Mr & Mrs Vernalls argued that the relationship was unfair because Black Horse paid a commission out of the premium and, if the Policy was sold, the sales person would receive a bonus. They also argued that the Policy was expensive and that, instead of advancing around £11,000 to pay the premium, Black Horse should have offered to lend more money to Mr & Mrs Vernalls without selling the Policy.

After hearing evidence and submissions, HHJ Harris QC decided that the agreement was fair because:  

  • commissions paid by the insurer to the lender were “widespread” and “because of them it is not necessary to charge borrowers for the provision of the service”;  
  • it was clear that Mr & Mrs Vernalls “knew what they were being asked to pay and decided to do so”; 
  • a “consumer is fully able to decide whether something is sufficiently attractive to make it an item that he wished to buy”;  
  • the fact that the Policy was expensive did not make the relationship unfair;  
  • the payment of the commission did not, unlike the decision in Yates & Lorenzelli v Nemo Personal Finance & Another [2010], Unreported, 14 May 2010, cause the broker to give false information;  
  • the fact that the salesperson would receive a bonus did not make an agreement unfair. Indeed, such a bonus existed “to incentivise her to carry out the procedures properly”;  
  • a lender is under no obligation to tell prospective borrowers that, instead of using credit to pay for the premium, they could borrow more.

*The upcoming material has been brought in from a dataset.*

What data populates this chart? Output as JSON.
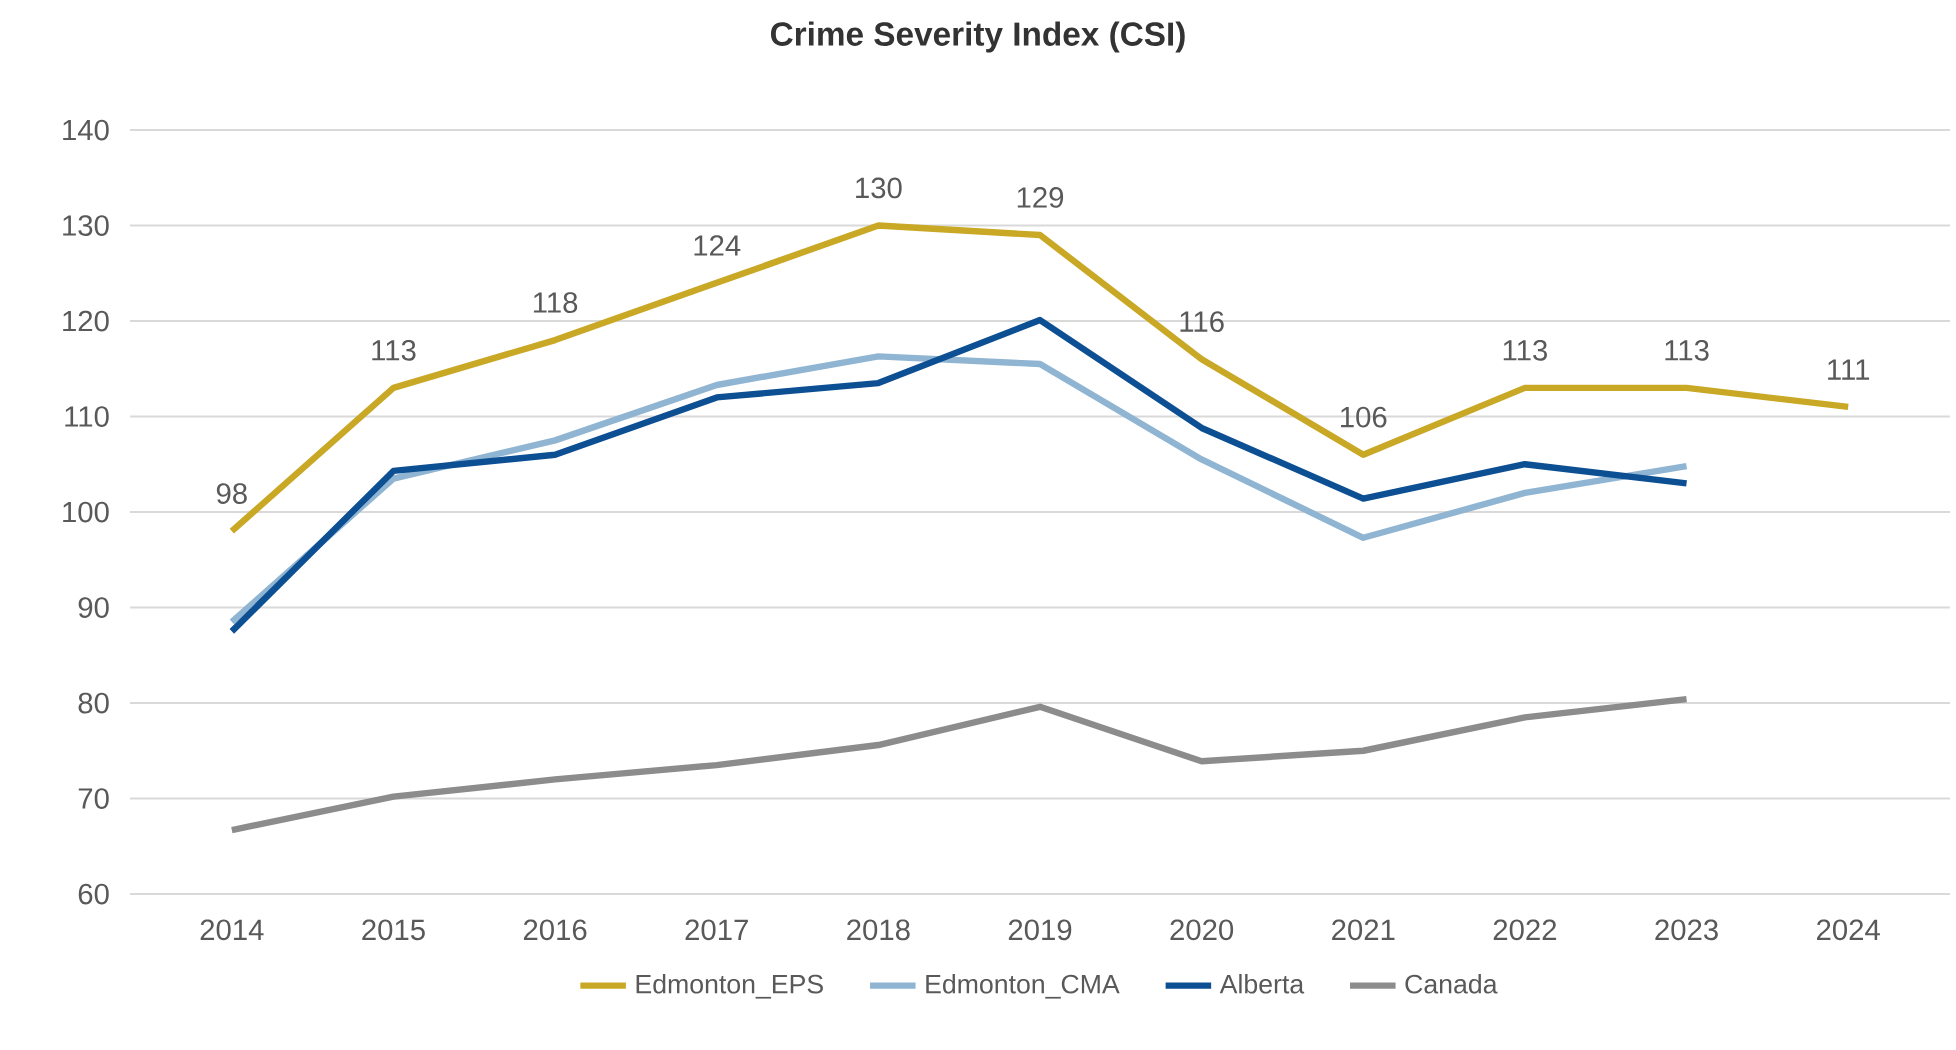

This is, in our view, a very sensible decision from the County Court. Whilst it is not binding on other judges, HHJ Harris QC had adopted a very pragmatic approach to the issues, particularly where the evidence from the debtors can, at best, be described as inconsistent. It also endorses the approach of District Judge Marston in Harrison & Harrison v Black Horse Limited [2010], Unreported, 19 July 2010 where he noted that the consumer law’s role is, as Lady Justice Hale said in The Office of Fair Trading v Abbey National plc & Others [2009] UKSC 6, to “give the consumer an informed choice rather than to protect the consumer from making an unwise choice”. This must plainly be right.

The thorny issue of commissions, which is often argued with considerable vigour by debtors and their solicitors, is also practically dealt with. We fully endorse the learned judge’s comment that the payment of commissions allows creditors to offer any service they may provide free of charge. If commissions were not paid, it would place a considerable pressure on creditors and brokers to charge fees or substantially higher fees. On its own, this does not, and should not, make a relationship unfair and capable of challenge under the unfair relationship provisions in Section 140A of the CCA 1974.